I just figured out that one of the best places around my house to shoot is from my bee platform. Does anyone know if bees are angered/harmed by high powered rifles going off within six or so feet of a hive?

I could do an experiment but I don't want to be attacked or have a couple thousand bees drop dead out of the sky with ruptured stomachs or something.


----------



## activematrix (May 10, 2012)

they definitely wont drop dead! i shoot near my bees all the time with no ill effects. i would not recomend opening them later that day though! treat them as if there was a thunderstorm that day.


----------



## RayMarler (Jun 18, 2008)

Noises don't bother the hives so much, but vibrations do more so. Shooting a gun near the hives should be no problemo.


----------



## LongWoods (Oct 11, 2010)

I've been a competitive LR and High Power shooter most of my years. I have hives in the target zone and mid-range with no problem at all.

Having hives at the firing line within 6 ft of the muzzle would cause me to stop and think too. I'd consider slowly moving the hives aways off or apply for your class 3 stamp and put a can (suppressor) on your rifle. Muzzleblast might just annoy the girls.


----------



## westernbeekeeper (May 2, 2012)

RayMarler said:


> Noises don't bother the hives so much, but vibrations do more so. Shooting a gun near the hives should be no problemo.


This is true. I think you'll bee okay.


----------



## seyc (Jul 15, 2012)

RayMarler said:


> Noises don't bother the hives so much, but vibrations do more so. Shooting a gun near the hives should be no problemo.


:scratch: Noises are vibrations. Anyway, are you going to be standing on the platform when you shoot? They may not like the impact of the recoil (energy --> gun, shoulder, feet, platform, ground).


----------



## Katharina (May 2, 2011)

I live next door to a sportsmen park. No issues with guns, atv's or motor cycle races so far. Know a woman who lives next to a pub with loud music and heavy ground vibrations at night. That seems to be an issue for bees.


----------



## sfisher (Sep 22, 2009)

Some drones are gunshy.


----------



## RayMarler (Jun 18, 2008)

Most noises are not vibratory enough to shake the ground and the hive, at least not from firing off a rifle near by. A full train of harleys going past within a few feet of the hive might bother them with vibrations. Unless you're shooting off a cannon nearby, I can't see it being a problem to shoot nearby.


----------



## Ddawg (Feb 17, 2012)

My hives are about 15yds behind my shooting bench so far it doesn't seem to bother them. I haven't done much shooting lately, I was kinda wondering about the impact on the bees too. Glad to see the consensus is favorable.


----------



## Keth Comollo (Nov 4, 2011)

Ok, you built a tower that costs untold thousands of dollars for your bees protection.

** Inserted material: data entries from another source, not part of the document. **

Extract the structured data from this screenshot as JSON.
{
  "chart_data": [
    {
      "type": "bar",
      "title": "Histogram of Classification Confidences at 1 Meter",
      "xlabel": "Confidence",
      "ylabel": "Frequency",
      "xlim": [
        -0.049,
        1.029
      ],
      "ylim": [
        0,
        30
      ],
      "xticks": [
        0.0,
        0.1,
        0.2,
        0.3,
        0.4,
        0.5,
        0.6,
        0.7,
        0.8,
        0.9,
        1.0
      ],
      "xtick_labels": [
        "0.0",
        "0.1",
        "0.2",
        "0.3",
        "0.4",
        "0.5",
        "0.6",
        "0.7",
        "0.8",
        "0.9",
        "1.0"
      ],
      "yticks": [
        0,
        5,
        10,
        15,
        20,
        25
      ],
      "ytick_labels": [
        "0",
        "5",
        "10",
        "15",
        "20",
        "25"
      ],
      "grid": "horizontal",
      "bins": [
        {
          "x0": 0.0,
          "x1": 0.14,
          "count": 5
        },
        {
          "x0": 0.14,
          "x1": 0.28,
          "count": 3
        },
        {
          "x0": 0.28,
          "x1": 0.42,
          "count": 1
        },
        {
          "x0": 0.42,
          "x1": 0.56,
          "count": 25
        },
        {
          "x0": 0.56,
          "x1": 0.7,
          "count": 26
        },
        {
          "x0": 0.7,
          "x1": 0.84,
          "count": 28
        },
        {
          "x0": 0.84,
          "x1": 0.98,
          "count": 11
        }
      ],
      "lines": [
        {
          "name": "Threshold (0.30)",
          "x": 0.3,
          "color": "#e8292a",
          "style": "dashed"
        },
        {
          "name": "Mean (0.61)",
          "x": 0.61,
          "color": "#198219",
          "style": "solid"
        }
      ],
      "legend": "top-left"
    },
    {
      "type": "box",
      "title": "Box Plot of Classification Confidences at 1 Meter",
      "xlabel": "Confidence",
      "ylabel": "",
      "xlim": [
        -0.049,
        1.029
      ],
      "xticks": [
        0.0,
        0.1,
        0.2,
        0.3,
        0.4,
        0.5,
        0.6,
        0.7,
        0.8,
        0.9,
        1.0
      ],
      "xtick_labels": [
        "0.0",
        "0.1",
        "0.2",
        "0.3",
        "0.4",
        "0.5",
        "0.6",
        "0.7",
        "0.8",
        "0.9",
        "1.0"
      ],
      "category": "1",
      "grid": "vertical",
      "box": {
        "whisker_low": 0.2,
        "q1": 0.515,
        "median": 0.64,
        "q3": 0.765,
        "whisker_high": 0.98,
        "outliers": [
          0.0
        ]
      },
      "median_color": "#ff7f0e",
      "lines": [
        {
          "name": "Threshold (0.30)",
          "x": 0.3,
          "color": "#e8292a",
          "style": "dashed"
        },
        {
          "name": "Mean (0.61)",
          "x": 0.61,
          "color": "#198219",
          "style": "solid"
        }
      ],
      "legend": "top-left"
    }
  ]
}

You constantly care for them and hope they are doing well and then you stand above them shooting a high powered rifle? If I were one of your bees I would abscond.


----------



## RayMarler (Jun 18, 2008)

Hey, is anyone using the flying bees as targets? Is that why we be shooting near the hives? hehehe, just kidding here, trying out a little humor.


----------



## Aerindel (Apr 14, 2012)

> Ok, you built a tower that costs untold thousands of dollars for your bees protection. You constantly care for them and hope they are doing well and then you stand above them shooting a high powered rifle? If I were one of your bees I would abscond.


LOL!

Most of the tower is my house, the bee fortress part only cost about about $1k, and truth be told, it was designed to double as a guard tower/shooting position in case I ever give up on bees.


----------